McCartney: I’ll contact police over hack claim

Former Beatle McCartney has told the Television Critics Association in the United States that he plans to contact police over allegations that his voicemails were intercepted. He told the audience Thursday Aug 4 2011 that "apparently I have been hacked". (AP Photo/Dominic Lipinski/PA, file)

LONDON— Former Beatle Paul McCartney said Thursday he would contact police over his ex-wife’s claim that their private communication had been spied upon by British tabloid journalists, condemning the practice as horrendous.

In comments to U.S. television journalists in Los Angeles delivered via videolink, McCartney said that he would be in touch with police as soon as he was finished with his summer tour.

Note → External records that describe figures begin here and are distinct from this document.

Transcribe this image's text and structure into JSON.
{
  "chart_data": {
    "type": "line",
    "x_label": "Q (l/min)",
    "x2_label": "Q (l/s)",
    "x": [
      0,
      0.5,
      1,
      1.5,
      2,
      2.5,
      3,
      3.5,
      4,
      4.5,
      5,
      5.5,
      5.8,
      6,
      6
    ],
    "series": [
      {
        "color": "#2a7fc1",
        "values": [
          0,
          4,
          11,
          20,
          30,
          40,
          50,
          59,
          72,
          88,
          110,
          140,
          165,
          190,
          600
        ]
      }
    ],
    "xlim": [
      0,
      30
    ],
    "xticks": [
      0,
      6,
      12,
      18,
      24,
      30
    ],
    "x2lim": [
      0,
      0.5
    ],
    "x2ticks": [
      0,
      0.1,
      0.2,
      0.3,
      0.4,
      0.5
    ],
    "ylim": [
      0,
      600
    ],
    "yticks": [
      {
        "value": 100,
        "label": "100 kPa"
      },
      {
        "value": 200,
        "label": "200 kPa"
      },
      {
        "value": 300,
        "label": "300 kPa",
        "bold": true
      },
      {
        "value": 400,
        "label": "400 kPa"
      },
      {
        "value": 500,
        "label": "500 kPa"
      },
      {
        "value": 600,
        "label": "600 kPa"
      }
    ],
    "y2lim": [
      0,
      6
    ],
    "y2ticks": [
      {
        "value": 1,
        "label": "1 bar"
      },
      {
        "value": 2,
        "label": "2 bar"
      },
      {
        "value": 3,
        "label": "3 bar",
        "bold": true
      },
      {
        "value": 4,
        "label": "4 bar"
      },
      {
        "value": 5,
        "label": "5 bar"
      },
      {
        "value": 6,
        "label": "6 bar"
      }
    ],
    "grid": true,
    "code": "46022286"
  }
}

“I will be talking to them about that,” McCartney said, speaking from Cincinatti, Ohio.

“I don’t think it’s great. I do think it is a horrendous violation of privacy, and I do think it’s been going on a long time, and I do think more people than we know knew about it. But I think I should just listen and hear what the facts are before I comment,” he said.

McCartney was dragged into Britain’s tabloid phone hacking scandal after his former wife, Heather Mills, alleged that messages he left on her cellphone had been broken into.

Mills’ allegation, made Wednesday in an interview with the BBC, centers on a phone call she said she received from a senior journalist with the Trinity Mirror group of newspapers in 2001, before she and McCartney married in 2002.

In the call, the journalist referred to relationship problems she was having with the former Beatle. When Mills asked how he knew, she said the journalist quoted a voicemail left by McCartney on her phone word-for-word. She said that when she then accused him of breaking into her phone and threatened to call the police, he admitted it and promised not to run a story on the couple’s fight.

Mills identified the journalist, although the BBC bleeped out the name, citing legal reasons.

Mills, a formel model, and McCartney divorced in 2008.